General
- Analysis of the location of datacenters (750 AI supercomputers): Trends in AI Supercomputers.

Research Insights
- Prompting Science Report 2: The Decreasing Value of Chain of Thought in Prompting. Reasoning models don’t benefit from “think step by step” prompting.
- Epoch AI was given access to the full reasoning traces of o3-mini (normally only summaries are shown to the user) to conduct this research: Beyond benchmark scores: Analyzing o3-mini’s mathematical reasoning. Mathematicians reviewed the traces of working on math problems; one evaluated described o3 as a “vibes-based inductive reasoner”.
- Corrector Sampling in Language Models. Resampling prior tokens can be used to do small amounts of backtracking and thereby improve performance.

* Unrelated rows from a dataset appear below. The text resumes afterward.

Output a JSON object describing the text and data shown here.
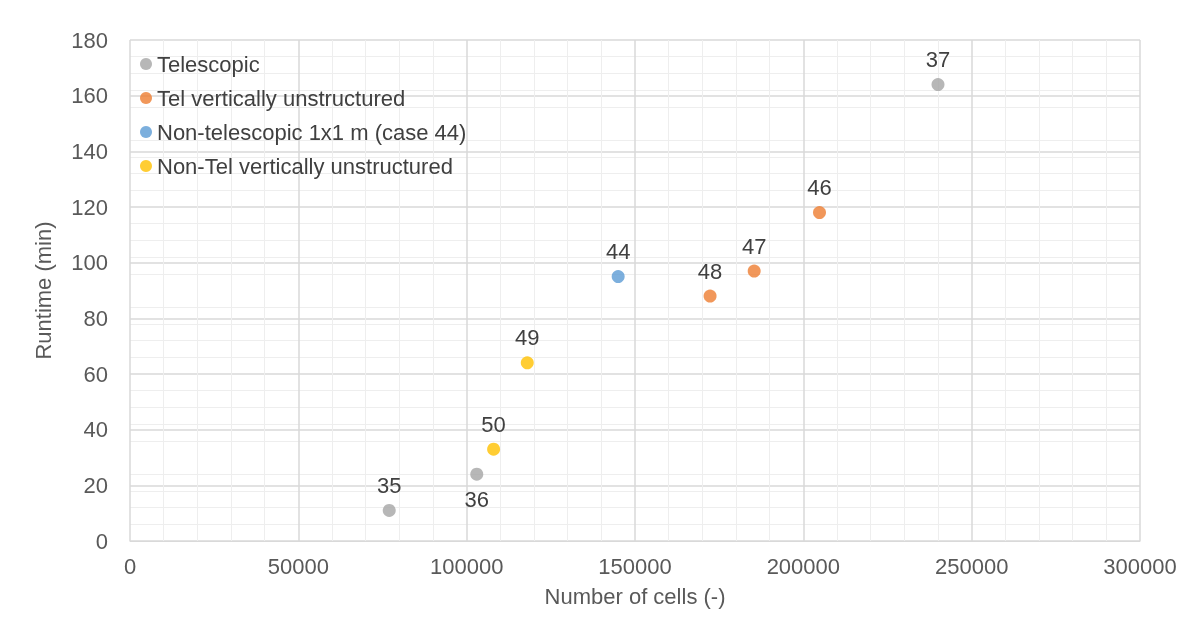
{
  "chart_data": {
    "type": "scatter",
    "xlabel": "Number of cells (-)",
    "ylabel": "Runtime (min)",
    "xlim": [
      0,
      300000
    ],
    "xticks": [
      0,
      50000,
      100000,
      150000,
      200000,
      250000,
      300000
    ],
    "ylim": [
      0,
      180
    ],
    "yticks": [
      0,
      20,
      40,
      60,
      80,
      100,
      120,
      140,
      160,
      180
    ],
    "grid": true,
    "legend": "top left",
    "marker": "circle",
    "series": [
      {
        "name": "Telescopic",
        "color": "#a5a5a5",
        "x": [
          77000,
          103000,
          240000
        ],
        "values": [
          11,
          24,
          164
        ]
      },
      {
        "name": "Tel vertically unstructured",
        "color": "#ed7d31",
        "x": [
          204800,
          185400,
          172300
        ],
        "values": [
          118,
          97,
          88
        ]
      },
      {
        "name": "Non-telescopic 1x1 m (case 44)",
        "color": "#5b9bd5",
        "x": [
          145000
        ],
        "values": [
          95
        ]
      },
      {
        "name": "Non-Tel vertically unstructured",
        "color": "#ffc000",
        "x": [
          118000,
          108000
        ],
        "values": [
          64,
          33
        ]
      }
    ],
    "annotations": [
      {
        "text": "35",
        "x": 77000,
        "y": 11
      },
      {
        "text": "36",
        "x": 103000,
        "y": 24
      },
      {
        "text": "37",
        "x": 240000,
        "y": 164
      },
      {
        "text": "46",
        "x": 204800,
        "y": 118
      },
      {
        "text": "47",
        "x": 185400,
        "y": 97
      },
      {
        "text": "48",
        "x": 172300,
        "y": 88
      },
      {
        "text": "44",
        "x": 145000,
        "y": 95
      },
      {
        "text": "49",
        "x": 118000,
        "y": 64
      },
      {
        "text": "50",
        "x": 108000,
        "y": 33
      }
    ]
  }
}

- SPARTA ALIGNMENT: Collectively Aligning Multiple Language Models through Combat. The models compete and evaluate each other, without requiring external (human) scoring; models are updated on the computed preference ordering. This seems to provide a simple way to recursively self-improve.
LLM
- Anthropic adds Claude Gov; models intended for national security.
- Mistral announces Magistral, a reasoning model. Two variants: 24B open-source or a larger enterprise version via API.

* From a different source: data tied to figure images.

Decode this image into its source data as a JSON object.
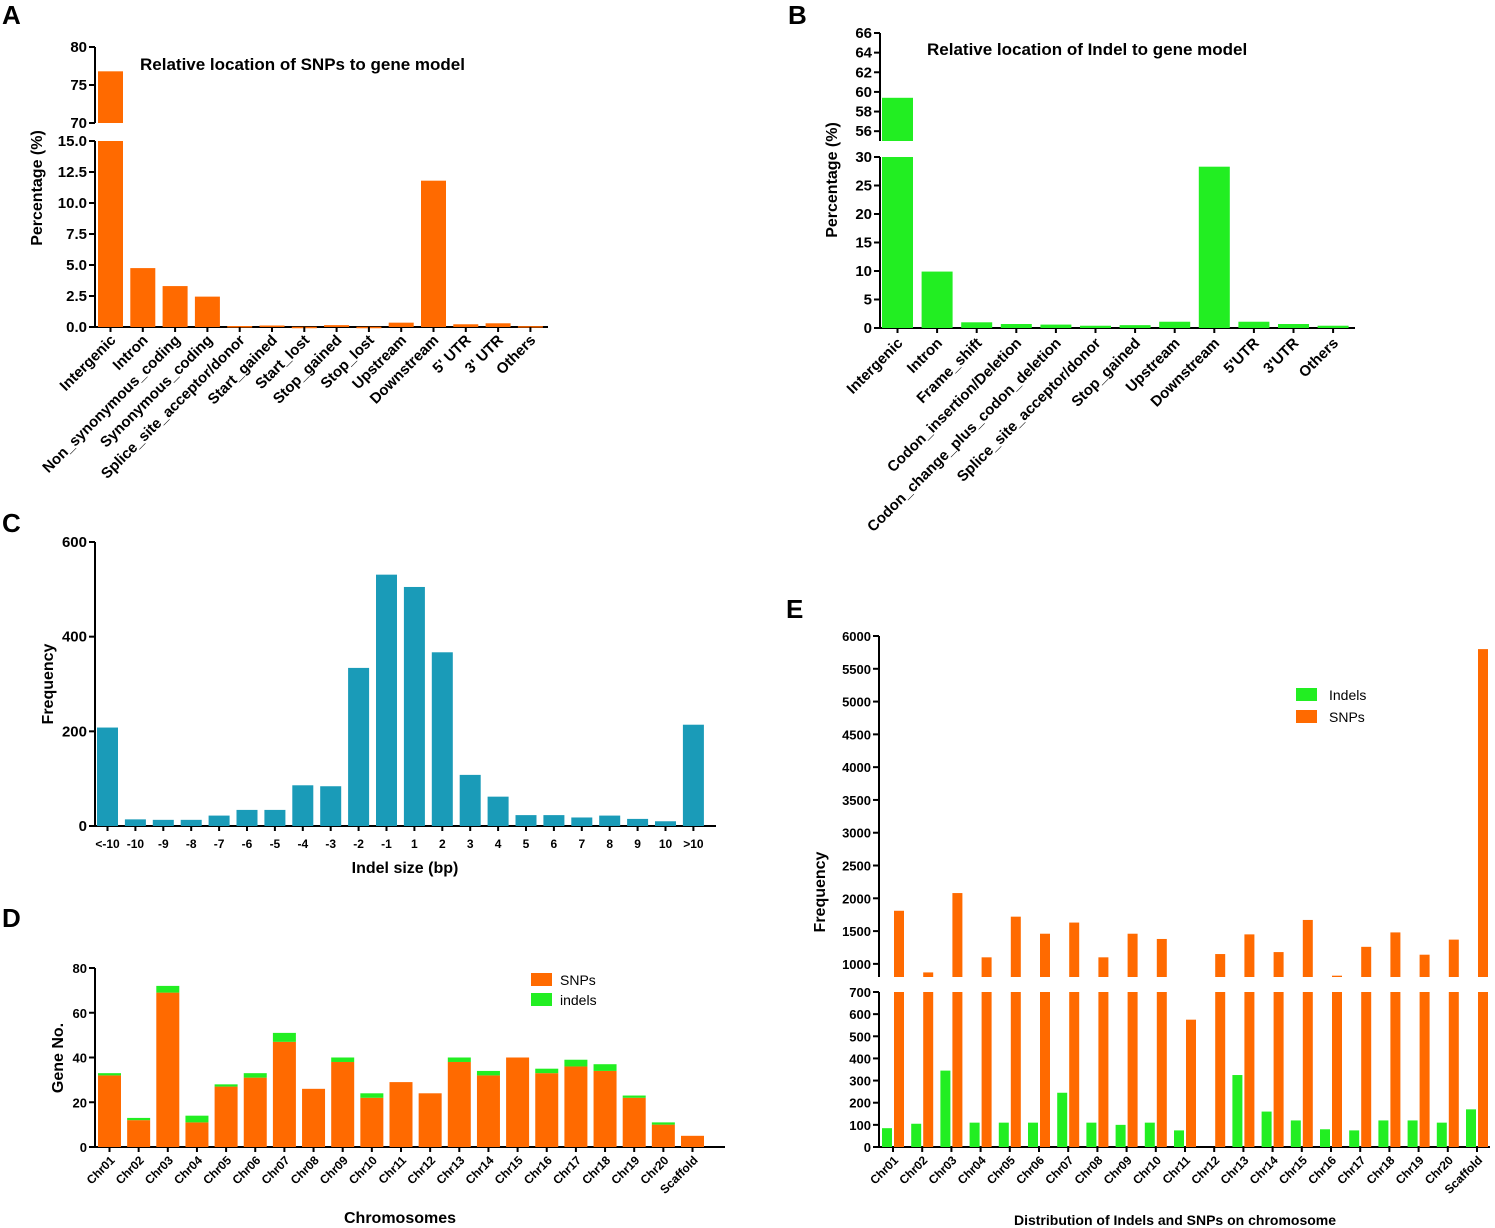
{
  "panels": {
    "a": {
      "label": "A"
    },
    "b": {
      "label": "B"
    },
    "c": {
      "label": "C"
    },
    "d": {
      "label": "D"
    },
    "e": {
      "label": "E"
    }
  },
  "colors": {
    "snp": "#ff6a00",
    "indel": "#22ee22",
    "size": "#1a9bb8"
  },
  "chart_data": [
    {
      "id": "A",
      "type": "bar",
      "title": "Relative location of SNPs to gene model",
      "xlabel": "",
      "ylabel": "Percentage (%)",
      "axis_break": true,
      "ylim_lower": [
        0,
        15
      ],
      "ylim_upper": [
        70,
        80
      ],
      "ticks_lower": [
        "0.0",
        "2.5",
        "5.0",
        "7.5",
        "10.0",
        "12.5",
        "15.0"
      ],
      "ticks_upper": [
        "70",
        "75",
        "80"
      ],
      "categories": [
        "Intergenic",
        "Intron",
        "Non_synonymous_coding",
        "Synonymous_coding",
        "Splice_site_acceptor/donor",
        "Start_gained",
        "Start_lost",
        "Stop_gained",
        "Stop_lost",
        "Upstream",
        "Downstream",
        "5' UTR",
        "3' UTR",
        "Others"
      ],
      "values": [
        76.8,
        4.75,
        3.3,
        2.45,
        0.08,
        0.12,
        0.02,
        0.15,
        0.02,
        0.35,
        11.8,
        0.22,
        0.3,
        0.07
      ]
    },
    {
      "id": "B",
      "type": "bar",
      "title": "Relative location of Indel to gene model",
      "xlabel": "",
      "ylabel": "Percentage (%)",
      "axis_break": true,
      "ylim_lower": [
        0,
        30
      ],
      "ylim_upper": [
        55,
        66
      ],
      "ticks_lower": [
        "0",
        "5",
        "10",
        "15",
        "20",
        "25",
        "30"
      ],
      "ticks_upper": [
        "56",
        "58",
        "60",
        "62",
        "64",
        "66"
      ],
      "categories": [
        "Intergenic",
        "Intron",
        "Frame_shift",
        "Codon_insertion/Deletion",
        "Codon_change_plus_codon_deletion",
        "Splice_site_acceptor/donor",
        "Stop_gained",
        "Upstream",
        "Downstream",
        "5'UTR",
        "3'UTR",
        "Others"
      ],
      "values": [
        59.4,
        9.9,
        1.0,
        0.7,
        0.6,
        0.4,
        0.5,
        1.1,
        28.3,
        1.1,
        0.7,
        0.4
      ]
    },
    {
      "id": "C",
      "type": "bar",
      "title": "",
      "xlabel": "Indel size (bp)",
      "ylabel": "Frequency",
      "ylim": [
        0,
        600
      ],
      "ticks": [
        "0",
        "200",
        "400",
        "600"
      ],
      "categories": [
        "<-10",
        "-10",
        "-9",
        "-8",
        "-7",
        "-6",
        "-5",
        "-4",
        "-3",
        "-2",
        "-1",
        "1",
        "2",
        "3",
        "4",
        "5",
        "6",
        "7",
        "8",
        "9",
        "10",
        ">10"
      ],
      "values": [
        208,
        14,
        13,
        13,
        22,
        34,
        34,
        86,
        84,
        334,
        531,
        505,
        367,
        108,
        62,
        23,
        23,
        18,
        22,
        15,
        10,
        214
      ]
    },
    {
      "id": "D",
      "type": "bar",
      "stacked": true,
      "title": "",
      "xlabel": "Chromosomes",
      "ylabel": "Gene No.",
      "ylim": [
        0,
        80
      ],
      "ticks": [
        "0",
        "20",
        "40",
        "60",
        "80"
      ],
      "legend": [
        "SNPs",
        "indels"
      ],
      "categories": [
        "Chr01",
        "Chr02",
        "Chr03",
        "Chr04",
        "Chr05",
        "Chr06",
        "Chr07",
        "Chr08",
        "Chr09",
        "Chr10",
        "Chr11",
        "Chr12",
        "Chr13",
        "Chr14",
        "Chr15",
        "Chr16",
        "Chr17",
        "Chr18",
        "Chr19",
        "Chr20",
        "Scaffold"
      ],
      "series": [
        {
          "name": "SNPs",
          "values": [
            32,
            12,
            69,
            11,
            27,
            31,
            47,
            26,
            38,
            22,
            29,
            24,
            38,
            32,
            40,
            33,
            36,
            34,
            22,
            10,
            5
          ]
        },
        {
          "name": "indels",
          "values": [
            1,
            1,
            3,
            3,
            1,
            2,
            4,
            0,
            2,
            2,
            0,
            0,
            2,
            2,
            0,
            2,
            3,
            3,
            1,
            1,
            0
          ]
        }
      ]
    },
    {
      "id": "E",
      "type": "bar",
      "title": "",
      "xlabel": "Distribution of Indels and SNPs on chromosome",
      "ylabel": "Frequency",
      "axis_break": true,
      "ylim_lower": [
        0,
        700
      ],
      "ylim_upper": [
        800,
        6000
      ],
      "ticks_lower": [
        "0",
        "100",
        "200",
        "300",
        "400",
        "500",
        "600",
        "700"
      ],
      "ticks_upper": [
        "1000",
        "1500",
        "2000",
        "2500",
        "3000",
        "3500",
        "4000",
        "4500",
        "5000",
        "5500",
        "6000"
      ],
      "legend": [
        "Indels",
        "SNPs"
      ],
      "categories": [
        "Chr01",
        "Chr02",
        "Chr03",
        "Chr04",
        "Chr05",
        "Chr06",
        "Chr07",
        "Chr08",
        "Chr09",
        "Chr10",
        "Chr11",
        "Chr12",
        "Chr13",
        "Chr14",
        "Chr15",
        "Chr16",
        "Chr17",
        "Chr18",
        "Chr19",
        "Chr20",
        "Scaffold"
      ],
      "series": [
        {
          "name": "Indels",
          "values": [
            85,
            105,
            345,
            110,
            110,
            110,
            245,
            110,
            100,
            110,
            75,
            0,
            325,
            160,
            120,
            80,
            75,
            120,
            120,
            110,
            170
          ]
        },
        {
          "name": "SNPs",
          "values": [
            1810,
            870,
            2080,
            1100,
            1720,
            1460,
            1630,
            1100,
            1460,
            1380,
            575,
            1150,
            1450,
            1180,
            1670,
            820,
            1260,
            1480,
            1140,
            1370,
            5800
          ]
        }
      ]
    }
  ]
}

- An interesting result from the report (section 7.2: Eating the multimodal free lunch): They base model is multi-modal, but RL is done using text only. Yet, they observe this text-only training does not harm multi-modal performance; in fact multi-modal performance improves. This suggests modalities are well-entangled and that transfer learning between modalities is naturally occurring.
- OpenAI announced the released of o3-pro (release notes).
- Review from an early tester: God is hungry for Context: First thoughts on o3 pro.

Vision
- Meta announce V-JEPA 2 (paper) a vision model that builds a world model, and could be useful for robotic control.
Audio
- ElevenLabs introduces v3, an expressive text-to-speech system that supports intonation, accent, and even non-words like laughs and sighs or sound effects (examples: joke, affecting accents, various).
World Synthesis
- 4DV is demoing 4D Gaussian Splatting, wherein multi-camera video data is converted into a temporal/video 3D-spatial reconstruction (videos showing interaction: 1, 2, 3).
Science
Cars
- Tesla has provided some updated details on their current “full self-driving” (FSD) implementation. Some claims: 3.5B miles driven by FSD across 6 million vehicles, 54% safer than human.
Robots
- Video of Figure 02 robot sorting deformable packages. (Uncut 1 hour video of this activity, proving the prior footage was not cherry-picked.)
- 1X announce Redwood, their vision-language transformer model for robot control.